Cryptolocker Protection Tips

Law enforcement from around the world came together last week in an impressive sinkholing operation designed to disrupt two of the most troublesome pieces of malware on the planet: Gameover Zeus and Cryptolocker. These two spent much of last winter tearing through computers around the world, encrypting all the files on the hard drive and demanding payment to restore them. The NCA has estimated that around 15,000 computers may currently be infected in the UK. Worldwide, it runs into the millions.

Over the weekend, police managed to sinkhole the entire Gameover Zeus botnet infrastructure, and seized control of Cryptolocker's command-and-control servers. So great news for white hats everywhere. But then the UK's National Cyber Crime Unit put out a perplexing piece of advice: users now have two weeks to protect themselves from these two cyber nasties. So what does that mean? Why two weeks? And what can you do to protect yourself?

Well, the answer is basically the same as it's always been. There's no special tool or patch that'll keep you protected from Cryptolocker. It's just pure, common-sense cyber security.

1. Keep Windows up to date

If you aren't running Windows, stop right here. In fact, leave this article. Go read something else on ITProPortal, go wash the car or play with your kids. The two vicious botnets are only affecting Windows users, so this isn't something you should worry about. There are still plenty of malware threats out there, though – so make sure to keep everything up to date anyway.

2. Watch your post box for warnings

Internet users in the UK who are thought to be infected will be receiving correspondence from their internet service provider (ISP) soon, warning them that they are at risk. If you get one of these notices, you must act immediately.

3. Perform proper security maintenance

GetSafeOnline.org has published a list of downloads it recommends to keep yourself protected. 

Unfortunately, the massive demand for the service is causing the website to crash, and it's been offline for about 24 hours now. Not very helpful, we know – but hopefully it'll be up and running soon enough.

4. Use a password manager

Phishing gets a lot easier once the attacker has access to your personal data. Using long, complex passwords, and different passwords for each site you access will maximise your security on this front If you're not feeling up to that, why not get a password manager?

5. Don't open suspicious links

How many times do we have to tell you? Don't open them! If you don't know where an email came from, don't open it. If you weren't expecting an email from a colleague, don't open it. If the message in the text is generic and could have come from anyone, don't open it.

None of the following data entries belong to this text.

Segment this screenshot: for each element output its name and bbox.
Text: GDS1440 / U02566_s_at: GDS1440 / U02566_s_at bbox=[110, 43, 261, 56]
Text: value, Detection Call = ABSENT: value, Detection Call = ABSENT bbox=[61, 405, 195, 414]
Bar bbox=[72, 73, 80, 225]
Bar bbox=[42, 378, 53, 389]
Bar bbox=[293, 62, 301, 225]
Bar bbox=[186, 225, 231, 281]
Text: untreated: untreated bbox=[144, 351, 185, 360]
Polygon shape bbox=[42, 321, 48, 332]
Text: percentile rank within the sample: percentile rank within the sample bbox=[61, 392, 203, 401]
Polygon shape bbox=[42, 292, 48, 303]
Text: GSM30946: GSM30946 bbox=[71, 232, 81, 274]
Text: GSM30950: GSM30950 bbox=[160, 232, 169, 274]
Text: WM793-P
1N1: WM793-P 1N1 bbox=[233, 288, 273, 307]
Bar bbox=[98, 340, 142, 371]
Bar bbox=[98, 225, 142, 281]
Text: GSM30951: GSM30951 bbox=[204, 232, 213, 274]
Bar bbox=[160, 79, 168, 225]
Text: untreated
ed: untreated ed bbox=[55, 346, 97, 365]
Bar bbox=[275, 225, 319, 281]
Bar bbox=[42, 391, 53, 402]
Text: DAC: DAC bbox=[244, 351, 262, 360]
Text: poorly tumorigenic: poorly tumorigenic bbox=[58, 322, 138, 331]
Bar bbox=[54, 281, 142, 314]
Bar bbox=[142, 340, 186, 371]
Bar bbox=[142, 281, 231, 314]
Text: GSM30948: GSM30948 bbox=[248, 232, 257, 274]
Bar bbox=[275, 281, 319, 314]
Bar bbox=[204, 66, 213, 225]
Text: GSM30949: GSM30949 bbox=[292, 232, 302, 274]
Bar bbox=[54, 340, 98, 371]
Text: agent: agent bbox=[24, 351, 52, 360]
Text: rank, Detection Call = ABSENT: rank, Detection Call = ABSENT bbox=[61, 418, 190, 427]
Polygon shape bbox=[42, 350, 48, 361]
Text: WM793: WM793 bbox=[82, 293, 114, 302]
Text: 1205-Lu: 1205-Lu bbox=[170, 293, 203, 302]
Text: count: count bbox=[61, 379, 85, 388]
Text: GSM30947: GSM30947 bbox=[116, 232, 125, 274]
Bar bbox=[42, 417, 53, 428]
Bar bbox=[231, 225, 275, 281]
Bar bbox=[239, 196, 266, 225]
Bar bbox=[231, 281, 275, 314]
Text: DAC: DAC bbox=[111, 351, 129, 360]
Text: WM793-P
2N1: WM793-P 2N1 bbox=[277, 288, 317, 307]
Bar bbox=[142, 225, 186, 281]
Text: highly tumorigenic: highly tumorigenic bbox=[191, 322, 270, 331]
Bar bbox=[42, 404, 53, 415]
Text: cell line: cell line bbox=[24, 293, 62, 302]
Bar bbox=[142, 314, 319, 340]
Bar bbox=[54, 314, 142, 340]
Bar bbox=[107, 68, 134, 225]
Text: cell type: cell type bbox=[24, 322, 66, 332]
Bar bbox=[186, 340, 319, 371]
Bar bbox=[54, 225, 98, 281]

Don't rely on hovering over the link to see the URL, either – hackers are becoming more and more sophisticated at spoofing legitimates URLs in order to infect you with malware. This is the single most common vector of attack, so protect yourself from fake emails, and you'll be laughing.

Final advice

The FBI and NCA's two-week window is a little bit of a vague guesstimate. They probably thought it would catch headlines (and it certainly has done that), but the message is always the same - make sure your antivirus software, and firewall, and everything else designed to protect you is up to date.